# Analog of Tennenbaum's theorem for EFA

EFA can prove the exponential function to be total, but it cannot prove the superexponential function to be total. Is there an analog of Tennenbaum's theorem (which states the PA has no recursive non-standard models) for EFA which states that EFA has no "sub-superexponential" non-standard models? (Here "sub-superexponential" should mean something like "only finitely iterated exponential" space complexity.) Can one say even more, like that EFA has no primitive recursive non-standard models?

• Tennenbaum's theorem holds literally for EFA, or even for the much weaker theory $IE_1$: that is, the theory has no recursive nonstandard models. Totality of functions has nothing to do with it. After all, most recursive functions are not provably total in PA either. Mar 13 '18 at 10:31
• @EmilJeřábek I guessed this, especially after reading this comment by Noah Schweber. But despite this, I didn't manage to find an explicit reference spelling out this fact. So I would like to have something more than a comment, which still doesn't allow me to verify this fact. Mar 13 '18 at 11:12
• I guess $IE_1$ is Q (Robinson arithmetic) plus induction for formulas with just one block of bounded quantifiers, i.e. a really weak theory just slightly stronger than Q. Mar 13 '18 at 11:47
• I will write an answer with more context later, but the basic reference for Tennenbaum’s theorem for $IE_1$ is G. Wilmers, Bounded existential induction, JSL 50 (1985), 72–90. jstor.org/stable/2273790 Mar 13 '18 at 12:29

Tennenbaum’s theorem applies unrestricted to EFA, and even to the much weaker theory $IE_1$ (Robinson’s arithmetic + induction for bounded existential formulas):

• $IE_1$ has no recursive nonstandard models (Wilmers [1]).
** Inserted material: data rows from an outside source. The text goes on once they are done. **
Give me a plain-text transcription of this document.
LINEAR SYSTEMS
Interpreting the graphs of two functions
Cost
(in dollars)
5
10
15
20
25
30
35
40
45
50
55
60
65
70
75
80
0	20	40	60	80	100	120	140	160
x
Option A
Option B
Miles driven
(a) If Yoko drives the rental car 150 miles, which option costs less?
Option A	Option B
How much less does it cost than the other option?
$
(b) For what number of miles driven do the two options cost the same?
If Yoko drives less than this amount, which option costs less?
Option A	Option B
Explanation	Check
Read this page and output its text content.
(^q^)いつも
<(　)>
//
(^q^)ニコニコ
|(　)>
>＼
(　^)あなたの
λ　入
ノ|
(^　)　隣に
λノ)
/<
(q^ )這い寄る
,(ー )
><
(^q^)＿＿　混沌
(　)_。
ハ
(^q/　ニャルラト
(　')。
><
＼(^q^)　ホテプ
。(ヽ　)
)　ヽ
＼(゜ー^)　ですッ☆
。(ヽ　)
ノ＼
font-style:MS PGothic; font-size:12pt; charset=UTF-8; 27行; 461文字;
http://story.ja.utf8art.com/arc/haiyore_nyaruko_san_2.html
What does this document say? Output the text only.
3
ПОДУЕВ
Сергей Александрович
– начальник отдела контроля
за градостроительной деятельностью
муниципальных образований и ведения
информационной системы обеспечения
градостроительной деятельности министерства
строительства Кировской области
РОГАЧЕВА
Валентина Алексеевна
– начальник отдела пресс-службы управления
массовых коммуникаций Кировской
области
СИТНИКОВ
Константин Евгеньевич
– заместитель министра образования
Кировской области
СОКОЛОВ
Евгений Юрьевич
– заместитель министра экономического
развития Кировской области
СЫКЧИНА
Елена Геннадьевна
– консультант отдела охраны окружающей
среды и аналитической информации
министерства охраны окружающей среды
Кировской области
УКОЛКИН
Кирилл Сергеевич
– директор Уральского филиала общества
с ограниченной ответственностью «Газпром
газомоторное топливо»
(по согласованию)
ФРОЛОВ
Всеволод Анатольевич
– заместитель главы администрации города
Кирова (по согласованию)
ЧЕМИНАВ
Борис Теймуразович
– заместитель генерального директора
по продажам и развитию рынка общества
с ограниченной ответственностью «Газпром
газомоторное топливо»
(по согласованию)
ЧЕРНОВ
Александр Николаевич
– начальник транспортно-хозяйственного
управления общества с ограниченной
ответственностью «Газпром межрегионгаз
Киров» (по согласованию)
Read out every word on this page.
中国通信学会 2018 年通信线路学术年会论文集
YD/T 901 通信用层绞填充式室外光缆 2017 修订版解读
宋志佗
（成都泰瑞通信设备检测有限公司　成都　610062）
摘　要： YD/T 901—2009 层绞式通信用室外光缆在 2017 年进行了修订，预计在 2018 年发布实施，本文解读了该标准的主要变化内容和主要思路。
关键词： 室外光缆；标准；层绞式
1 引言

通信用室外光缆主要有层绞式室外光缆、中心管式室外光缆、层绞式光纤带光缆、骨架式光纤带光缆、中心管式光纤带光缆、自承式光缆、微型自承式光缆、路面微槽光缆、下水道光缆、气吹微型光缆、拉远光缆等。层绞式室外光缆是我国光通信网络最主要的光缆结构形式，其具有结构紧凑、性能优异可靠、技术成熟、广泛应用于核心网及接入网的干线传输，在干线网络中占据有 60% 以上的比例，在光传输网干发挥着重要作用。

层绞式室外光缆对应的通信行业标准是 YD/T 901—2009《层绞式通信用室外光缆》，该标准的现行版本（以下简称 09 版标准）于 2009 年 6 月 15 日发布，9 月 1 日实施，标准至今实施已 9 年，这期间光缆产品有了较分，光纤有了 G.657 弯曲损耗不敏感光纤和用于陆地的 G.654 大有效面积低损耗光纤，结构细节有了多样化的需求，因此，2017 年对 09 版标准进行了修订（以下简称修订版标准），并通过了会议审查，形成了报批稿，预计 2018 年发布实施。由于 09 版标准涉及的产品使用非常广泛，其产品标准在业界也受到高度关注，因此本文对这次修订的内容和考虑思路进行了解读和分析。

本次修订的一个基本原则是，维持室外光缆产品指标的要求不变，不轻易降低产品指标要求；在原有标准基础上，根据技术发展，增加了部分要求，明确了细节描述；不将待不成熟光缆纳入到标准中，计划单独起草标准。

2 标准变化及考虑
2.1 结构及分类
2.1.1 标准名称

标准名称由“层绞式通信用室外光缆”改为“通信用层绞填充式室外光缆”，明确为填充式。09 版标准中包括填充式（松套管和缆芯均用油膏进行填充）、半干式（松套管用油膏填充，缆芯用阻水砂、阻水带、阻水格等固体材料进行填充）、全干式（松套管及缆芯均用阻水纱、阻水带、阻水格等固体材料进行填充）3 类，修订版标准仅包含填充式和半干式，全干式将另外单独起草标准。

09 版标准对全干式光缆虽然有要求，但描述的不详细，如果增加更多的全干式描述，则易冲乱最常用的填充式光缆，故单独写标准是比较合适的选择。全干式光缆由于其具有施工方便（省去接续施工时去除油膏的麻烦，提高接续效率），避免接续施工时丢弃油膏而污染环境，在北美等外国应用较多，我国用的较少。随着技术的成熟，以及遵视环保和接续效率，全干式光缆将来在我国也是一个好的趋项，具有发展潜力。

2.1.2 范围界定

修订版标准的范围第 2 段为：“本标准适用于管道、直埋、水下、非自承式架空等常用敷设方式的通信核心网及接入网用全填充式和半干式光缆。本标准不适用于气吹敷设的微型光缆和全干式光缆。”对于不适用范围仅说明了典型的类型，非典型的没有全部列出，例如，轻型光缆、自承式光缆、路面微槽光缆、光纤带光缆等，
On the other hand, $\mathit{IOpen}$ (induction for quantifier-free formulas) does have recursive nonstandard models (Shepherdson [2]), and the same also holds for extensions of $\mathit{IOpen}$ by certain “algebraic” axioms: Berarducci and Otero [3] prove this for $\mathit{IOpen}$ + “normality” (= integral closure), and Mohsenipour [4] sketches a proof for $\mathit{IOpen}+\mathit{GCD}$.

In fact, there seems to be a kind of dividing line between $\mathit{IOpen}$ and its mild extensions on the one side, and $IE_1$ or theories of similar strength on the other side, with several results strengthening Tennenbaum’s theorem to the effect that nonstandard models of theories behind the line are very complicated:

• Every nonstandard model of $IE_1$ has a nonstandard cut that is a model of Peano arithmetic (Paris [5]). More generally, let $T$ be any $\Sigma_1$-sound recursively axiomatizable extension of $I\Sigma_1$. Then every nonstandard model of $IE_1$ has a nonstandard cut that is a model of $T$ ([5] + McAloon [6]).

• The additive reduct $(M,+,{\le})$ of any model of $IE_1$ is recursively saturated (Wilmers [1]).

• The real closure of [the fraction field of] a nonstandard model is recursively saturated. This is not actually known to hold for $IE_1$, but it is true for “unbounded” models of $IE_2$, and models of $\mathit{PV}_1$ or $\Sigma^b_1\text-\mathit{LLLLLIND}$ (J and Kołodziejczyk [7]).

References:

[1] George Wilmers, Bounded existential induction, Journal of Symbolic Logic 50 (1985), no. 1, pp. 72–90.

[2] John C. Shepherdson, A non-standard model for a free variable fragment of number theory, Bulletin de l’Académie Polonaise des Sciences, Série des Sciences Mathématiques, Astronomiques et Physiques 12 (1964), no. 2, pp. 79–86.

[3] Alessandro Berarducci and Margarita Otero, A recursive nonstandard model of normal open induction, Journal of Symbolic Logic 61 (1996), no. 4, pp. 1228–1241.

[4] Shahram Mohsenipour, A recursive nonstandard model for open induction with GCD property and confinal primes, Logic in Tehran (A. Enayat, I. Kalantari, M. Moniri, eds.), Lecture Notes in Logic, no. 26, Association for Symbolic Logic, 2006, pp. 227–238.

[5] Jeff B. Paris, O struktuře modelů omezené $E_1$-indukce, Časopis pro pěstování matematiky 109 (1984), no. 4, pp. 372–379 (in Czech).

[6] Kenneth McAloon, On the complexity of models of arithmetic, Journal of Symbolic Logic 47 (1982), no. 2, pp. 403–415.

[7] Emil Jeřábek and Leszek Kołodziejczyk, Real closures of models of weak arithmetic, Archive for Mathematical Logic 52 (2013), no. 1–2, pp. 143–157.